Syllabus
Basic numerical methods for solving scalar nonlinear equations (Newton's method and secant method), local convergence, order of convergence. More advanced methods (Muller's method, inverse quadratic interpolation, Brent's method).
Solution of systems of nonlinear equations, Newton's method, quasi-Newtonian methods. Global convergence, continuation methods.
Theory of unconstrained optimization (necessary and sufficient conditions, role of convexity).

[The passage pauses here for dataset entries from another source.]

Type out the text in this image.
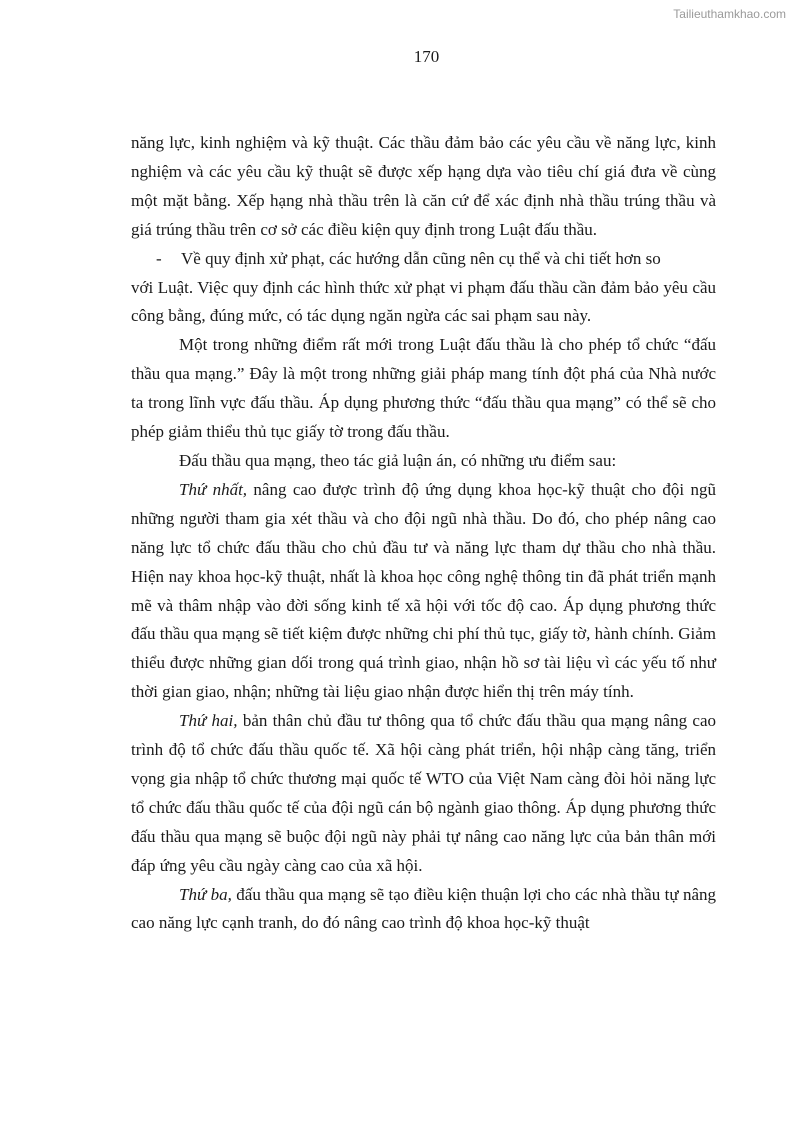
Tailieuthamkhao.com
170

năng lực, kinh nghiệm và kỹ thuật. Các thầu đảm bảo các yêu cầu về năng lực, kinh nghiệm và các yêu cầu kỹ thuật sẽ được xếp hạng dựa vào tiêu chí giá đưa về cùng một mặt bằng. Xếp hạng nhà thầu trên là căn cứ để xác định nhà thầu trúng thầu và giá trúng thầu trên cơ sở các điều kiện quy định trong Luật đấu thầu.

-	Về quy định xử phạt, các hướng dẫn cũng nên cụ thể và chi tiết hơn so

với Luật. Việc quy định các hình thức xử phạt vi phạm đấu thầu cần đảm bảo yêu cầu công bằng, đúng mức, có tác dụng ngăn ngừa các sai phạm sau này.

Một trong những điểm rất mới trong Luật đấu thầu là cho phép tổ chức “đấu thầu qua mạng.” Đây là một trong những giải pháp mang tính đột phá của Nhà nước ta trong lĩnh vực đấu thầu. Áp dụng phương thức “đấu thầu qua mạng” có thể sẽ cho phép giảm thiểu thủ tục giấy tờ trong đấu thầu.

Đấu thầu qua mạng, theo tác giả luận án, có những ưu điểm sau:

Thứ nhất, nâng cao được trình độ ứng dụng khoa học-kỹ thuật cho đội ngũ những người tham gia xét thầu và cho đội ngũ nhà thầu. Do đó, cho phép nâng cao năng lực tổ chức đấu thầu cho chủ đầu tư và năng lực tham dự thầu cho nhà thầu. Hiện nay khoa học-kỹ thuật, nhất là khoa học công nghệ thông tin đã phát triển mạnh mẽ và thâm nhập vào đời sống kinh tế xã hội với tốc độ cao. Áp dụng phương thức đấu thầu qua mạng sẽ tiết kiệm được những chi phí thủ tục, giấy tờ, hành chính. Giảm thiểu được những gian dối trong quá trình giao, nhận hồ sơ tài liệu vì các yếu tố như thời gian giao, nhận; những tài liệu giao nhận được hiển thị trên máy tính.

Thứ hai, bản thân chủ đầu tư thông qua tổ chức đấu thầu qua mạng nâng cao trình độ tổ chức đấu thầu quốc tế. Xã hội càng phát triển, hội nhập càng tăng, triển vọng gia nhập tổ chức thương mại quốc tế WTO của Việt Nam càng đòi hỏi năng lực tổ chức đấu thầu quốc tế của đội ngũ cán bộ ngành giao thông. Áp dụng phương thức đấu thầu qua mạng sẽ buộc đội ngũ này phải tự nâng cao năng lực của bản thân mới đáp ứng yêu cầu ngày càng cao của xã hội.

Thứ ba, đấu thầu qua mạng sẽ tạo điều kiện thuận lợi cho các nhà thầu tự nâng cao năng lực cạnh tranh, do đó nâng cao trình độ khoa học-kỹ thuật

Line search - the search for minima in the given descent direction (Goldstein, Armijo, Wolfe conditions). Basic descent methods (the method of steepest descent and the Newton method), conjugate direction methods (the nonlinear conjugate gradient method),
Quasi-Newton methods (rank-one update, DFP, BFGS, the Broyden family),
Trust-region methods, dogleg.
Least-squares problems (the Gauss-Newton and the Levenberg-Marquart method).
Annotation
The course deals with the theoretical and practical questions of the numerical solution of non-linear equations and minimization of functionals. The first part is dedicated to the solution of nonlinear equations and their systems, we will focus mainly on Newton's method, its variants and modifications.
The second part deals with the minimization of functionals, focusing on descent methods (e.g. the non-linear conjugate gradient method and quasi-Newtonian methods) and on trust region methods.